Merepotkan kakaknya. Merepotkan kedua orangtuanya.
Dan tangisannya malam ini, telah berhasil, membuat Neji berhenti di depan pintu kamarnya.
Pria berambut panjang itu hampir mengetuk pintu tersebut untuk mengantar secangkir teh dan makanan ringan. Namun Neji mengurungkan niatnya di saat ia mendengar isakan kecil lolos, lalu menjadi cukup keras terdengar.
Tidak hanya Hinata merasa sakit. Tetapi juga lelaki itu. Neji, merasakan sakit pula pada dadanya. Dia tahu, bahwa adiknya pasti memiliki waktu untuk menangis di setiap hari-harinya. Gadis itu menyembunyikan semuanya sendiri.
Enam bulan yang lalu. Semuanya tampak baik-baik saja dan adiknya akan pergi ke London untuk menempuh pendidikan dan bertemu dengan calon tunangannya setelah menetap beberapa bulan di London.

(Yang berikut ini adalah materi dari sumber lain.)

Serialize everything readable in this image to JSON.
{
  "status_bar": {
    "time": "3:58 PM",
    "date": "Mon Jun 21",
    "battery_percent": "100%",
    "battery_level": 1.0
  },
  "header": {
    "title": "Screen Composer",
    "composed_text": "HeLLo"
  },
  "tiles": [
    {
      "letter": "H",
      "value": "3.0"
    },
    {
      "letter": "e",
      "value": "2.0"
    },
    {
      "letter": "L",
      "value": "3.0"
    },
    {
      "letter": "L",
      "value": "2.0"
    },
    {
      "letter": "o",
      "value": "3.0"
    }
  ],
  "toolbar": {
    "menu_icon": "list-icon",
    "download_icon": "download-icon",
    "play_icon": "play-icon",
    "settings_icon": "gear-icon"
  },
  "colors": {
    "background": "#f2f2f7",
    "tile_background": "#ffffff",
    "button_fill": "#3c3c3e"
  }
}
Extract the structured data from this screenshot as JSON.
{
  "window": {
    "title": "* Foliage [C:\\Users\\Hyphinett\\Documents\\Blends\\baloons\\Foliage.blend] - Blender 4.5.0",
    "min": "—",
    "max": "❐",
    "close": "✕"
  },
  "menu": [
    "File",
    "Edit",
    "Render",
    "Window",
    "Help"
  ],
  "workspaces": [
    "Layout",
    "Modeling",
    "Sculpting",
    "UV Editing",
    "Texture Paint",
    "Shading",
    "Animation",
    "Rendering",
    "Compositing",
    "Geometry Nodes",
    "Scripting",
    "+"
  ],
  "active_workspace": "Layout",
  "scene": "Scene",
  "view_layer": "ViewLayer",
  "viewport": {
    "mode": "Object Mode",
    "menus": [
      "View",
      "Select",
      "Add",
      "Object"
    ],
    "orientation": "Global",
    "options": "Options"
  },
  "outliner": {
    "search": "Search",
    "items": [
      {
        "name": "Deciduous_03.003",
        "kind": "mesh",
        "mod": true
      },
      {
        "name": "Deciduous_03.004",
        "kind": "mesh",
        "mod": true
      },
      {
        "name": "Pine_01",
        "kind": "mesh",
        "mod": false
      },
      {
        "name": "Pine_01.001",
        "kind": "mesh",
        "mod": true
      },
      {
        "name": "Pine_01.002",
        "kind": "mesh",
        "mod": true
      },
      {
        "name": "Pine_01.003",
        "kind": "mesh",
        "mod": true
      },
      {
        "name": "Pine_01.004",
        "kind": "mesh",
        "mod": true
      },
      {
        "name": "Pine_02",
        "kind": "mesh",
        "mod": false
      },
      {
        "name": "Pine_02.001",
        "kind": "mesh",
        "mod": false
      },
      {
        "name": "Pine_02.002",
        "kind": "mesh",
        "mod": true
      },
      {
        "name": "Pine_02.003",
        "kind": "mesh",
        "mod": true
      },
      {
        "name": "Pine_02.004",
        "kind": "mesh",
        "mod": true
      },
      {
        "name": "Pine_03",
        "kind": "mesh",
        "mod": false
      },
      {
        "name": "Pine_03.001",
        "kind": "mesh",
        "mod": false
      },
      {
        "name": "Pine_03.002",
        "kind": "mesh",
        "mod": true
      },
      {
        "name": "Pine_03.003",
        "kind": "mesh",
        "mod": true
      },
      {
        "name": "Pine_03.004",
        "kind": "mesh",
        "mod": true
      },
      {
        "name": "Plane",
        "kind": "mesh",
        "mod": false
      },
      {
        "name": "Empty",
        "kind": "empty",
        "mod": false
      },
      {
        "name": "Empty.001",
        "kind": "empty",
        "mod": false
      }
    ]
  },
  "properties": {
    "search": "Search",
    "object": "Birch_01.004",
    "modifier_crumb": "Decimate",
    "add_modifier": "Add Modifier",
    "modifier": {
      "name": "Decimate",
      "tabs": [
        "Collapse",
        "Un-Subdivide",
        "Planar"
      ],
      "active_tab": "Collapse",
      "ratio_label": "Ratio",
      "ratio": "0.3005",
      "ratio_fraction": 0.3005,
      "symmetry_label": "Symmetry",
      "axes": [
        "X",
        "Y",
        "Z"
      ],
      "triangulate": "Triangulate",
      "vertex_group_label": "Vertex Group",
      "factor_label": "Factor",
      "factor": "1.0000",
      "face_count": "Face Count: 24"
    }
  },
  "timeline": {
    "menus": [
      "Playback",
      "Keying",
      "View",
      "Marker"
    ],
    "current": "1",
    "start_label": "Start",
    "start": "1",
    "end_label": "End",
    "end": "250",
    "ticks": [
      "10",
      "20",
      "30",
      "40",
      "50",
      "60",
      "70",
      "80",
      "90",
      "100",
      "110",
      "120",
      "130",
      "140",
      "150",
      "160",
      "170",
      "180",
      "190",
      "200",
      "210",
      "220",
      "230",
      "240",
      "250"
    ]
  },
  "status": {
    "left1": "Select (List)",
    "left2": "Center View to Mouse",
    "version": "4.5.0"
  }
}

Namun, entah kesialan apalagi yang membuat sebuah mobil yang jelas-jelas melaju dengan kecepatan biasa. Tiba-tiba menabrak adiknya yang berdiri di pinggir trotoar untuk menyeberang.
Diketahui, bahwa si pengendara adalah seorang pria tua yang sedang mabuk. Semuanya tidak bisa diselesaikan dengan hukum saja, karena hukum tidak bisa mengembalikan kedua kaki adiknya yang mengalami lumpuh total.
"Maafkan aku Hinata, jika saat itu aku benar-benar datang untuk menjemputmu setelah ujian masuk PT, kau tidak akan seperti ini."